McClary nodded his confirmation, then turned to Bobby as Winemiller jogged away. “I’m supposed to be on desk duty, but I can’t sit this one out, no matter what the chief says.”
“Where is the chief?” Bobby asked.
“Calling in a SWAT team from the FBI’s Philly field office and pressing the mayor to have the governor call in the National Guard,” McClary said. “I expect he’ll be here soon. We’re calling everyone. All hands on deck.” He handed Bobby a gun. “Loaded with armor-piercing rounds. So’s mine, but I’ll only risk point blank range with my left hand. These will go through soft targets, so watch your aim. Ricochets are a bitch.”
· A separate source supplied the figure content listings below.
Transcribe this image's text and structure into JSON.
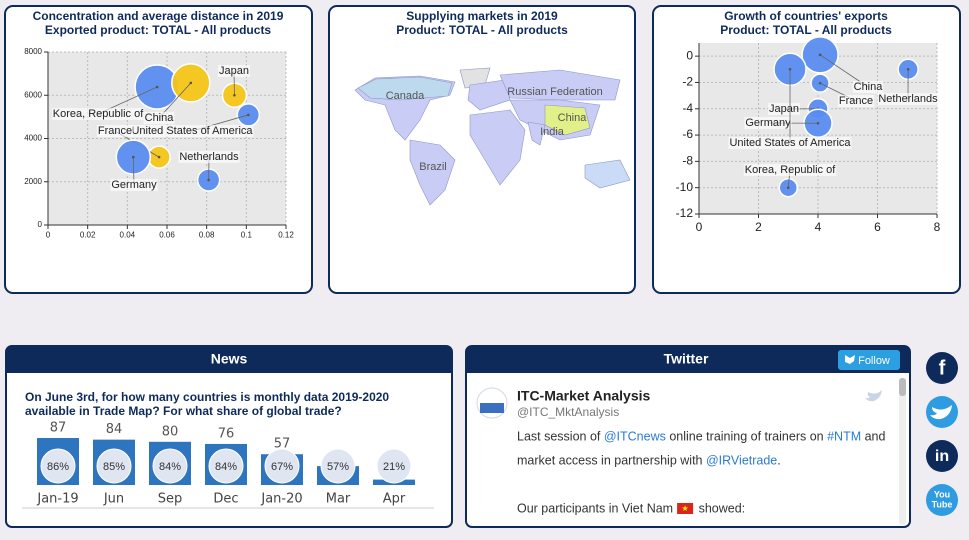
{
  "chart_data": [
    {
      "type": "bubble",
      "title": "Concentration and average distance in 2019",
      "subtitle": "Exported product: TOTAL - All products",
      "labels": [
        "Korea, Republic of",
        "China",
        "Japan",
        "United States of America",
        "France",
        "Germany",
        "Netherlands"
      ],
      "x": [
        0.055,
        0.072,
        0.094,
        0.101,
        0.056,
        0.043,
        0.081
      ],
      "values": [
        6380,
        6570,
        6000,
        5090,
        3140,
        3140,
        2080
      ],
      "sizes": [
        22,
        19,
        12,
        11,
        11,
        17,
        11
      ],
      "colors": [
        "#5b8def",
        "#f5c518",
        "#f5c518",
        "#5b8def",
        "#f5c518",
        "#5b8def",
        "#5b8def"
      ],
      "xlim": [
        0,
        0.12
      ],
      "xticks": [
        0,
        0.02,
        0.04,
        0.06,
        0.08,
        0.1,
        0.12
      ],
      "ylim": [
        0,
        8000
      ],
      "yticks": [
        0,
        2000,
        4000,
        6000,
        8000
      ],
      "grid": true
    },
    {
      "type": "map",
      "title": "Supplying markets in 2019",
      "subtitle": "Product: TOTAL - All products",
      "labels": [
        "Canada",
        "Russian Federation",
        "China",
        "India",
        "Brazil"
      ]
    },
    {
      "type": "bubble",
      "title": "Growth of countries' exports",
      "subtitle": "Product: TOTAL - All products",
      "labels": [
        "China",
        "Netherlands",
        "France",
        "Japan",
        "Germany",
        "United States of America",
        "Korea, Republic of"
      ],
      "x": [
        4.07,
        7.03,
        4.07,
        4.0,
        4.0,
        3.06,
        3.0
      ],
      "values": [
        0.1,
        -1.0,
        -2.05,
        -4.0,
        -5.1,
        -1.0,
        -10.0
      ],
      "sizes": [
        18,
        10,
        9,
        10,
        14,
        16,
        9
      ],
      "colors": [
        "#5b8def",
        "#5b8def",
        "#5b8def",
        "#5b8def",
        "#5b8def",
        "#5b8def",
        "#5b8def"
      ],
      "xlim": [
        0,
        8
      ],
      "xticks": [
        0,
        2,
        4,
        6,
        8
      ],
      "ylim": [
        -12,
        1
      ],
      "yticks": [
        0,
        -2,
        -4,
        -6,
        -8,
        -10,
        -12
      ],
      "grid": true
    },
    {
      "type": "bar",
      "categories": [
        "Jan-19",
        "Jun",
        "Sep",
        "Dec",
        "Jan-20",
        "Mar",
        "Apr"
      ],
      "values": [
        87,
        84,
        80,
        76,
        57,
        35,
        10
      ],
      "color": "#2e75c0",
      "shares": [
        86,
        85,
        84,
        84,
        67,
        57,
        21
      ],
      "share_labels": [
        "86%",
        "85%",
        "84%",
        "84%",
        "67%",
        "57%",
        "21%"
      ]
    }
  ],
  "news": {
    "title": "News",
    "question": [
      "On June 3rd, for how many countries is monthly data 2019-2020",
      "available in Trade Map? For what share of global trade?"
    ]
  },
  "twitter": {
    "title": "Twitter",
    "follow": "Follow",
    "account": "ITC-Market Analysis",
    "handle": "@ITC_MktAnalysis",
    "lines": [
      [
        {
          "text": "Last session of "
        },
        {
          "text": "@ITCnews",
          "link": true
        },
        {
          "text": " online training of trainers on "
        },
        {
          "text": "#NTM",
          "link": true
        },
        {
          "text": " and"
        }
      ],
      [
        {
          "text": "market access in partnership with "
        },
        {
          "text": "@IRVietrade",
          "link": true
        },
        {
          "text": "."
        }
      ],
      [
        {
          "text": "Our participants in Viet Nam"
        },
        {
          "text": " showed:"
        }
      ]
    ]
  },
  "social": {
    "facebook": "f",
    "linkedin": "in",
    "youtube": [
      "You",
      "Tube"
    ]
  }
}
Bobby nodded and then reached into the bag for the holly. “Have your men carry these. Could stop the bad luck hoodoo. Maybe improve radio reception.”
“Got any rabbit’s feet in there? Four leaf clovers? Horseshoes?”
“Can’t hurt,” Dean said. “We’re packing.”
“If nothing else,” Sam added, “it might give us time to find a weakness.”
“Maybe the weakness,” McClary suggested, “is his three sons.”
As the sergeant quickly passed out the holly, brooking no complaints, Dean looked at Sam, who nodded and said, “He’s got a point.”
“Roy, you’re with me,” Dean said, moving to the right door. “Agent Willis, go with S—Tom.”
The Winchesters had discussed their deployment in the car. Bobby continued to walk with a limp, grimacing with each step. Roy had one arm and had retired from hunting with good reason. Both men were too stubborn to sit out the battle, but too much of a liability to each other to team up.
McClary checked his watch. “Go!”
The K-9 units went through the doors first, followed by the other officers and McClary, with the Winchesters, Bobby and Roy bringing up the rear.
* * *
Sumiko had stayed hidden below the window of her mother’s Odyssey when the police cars arrived and blocked the intersection. She kept hoping and praying that Ryan would come out of the theater unharmed. But nobody who went inside the theater came out and she feared a robbery had turned into a hostage situation. She heard occasional gunshots and screaming when the outer doors opened and tried not to let her imagination run wild.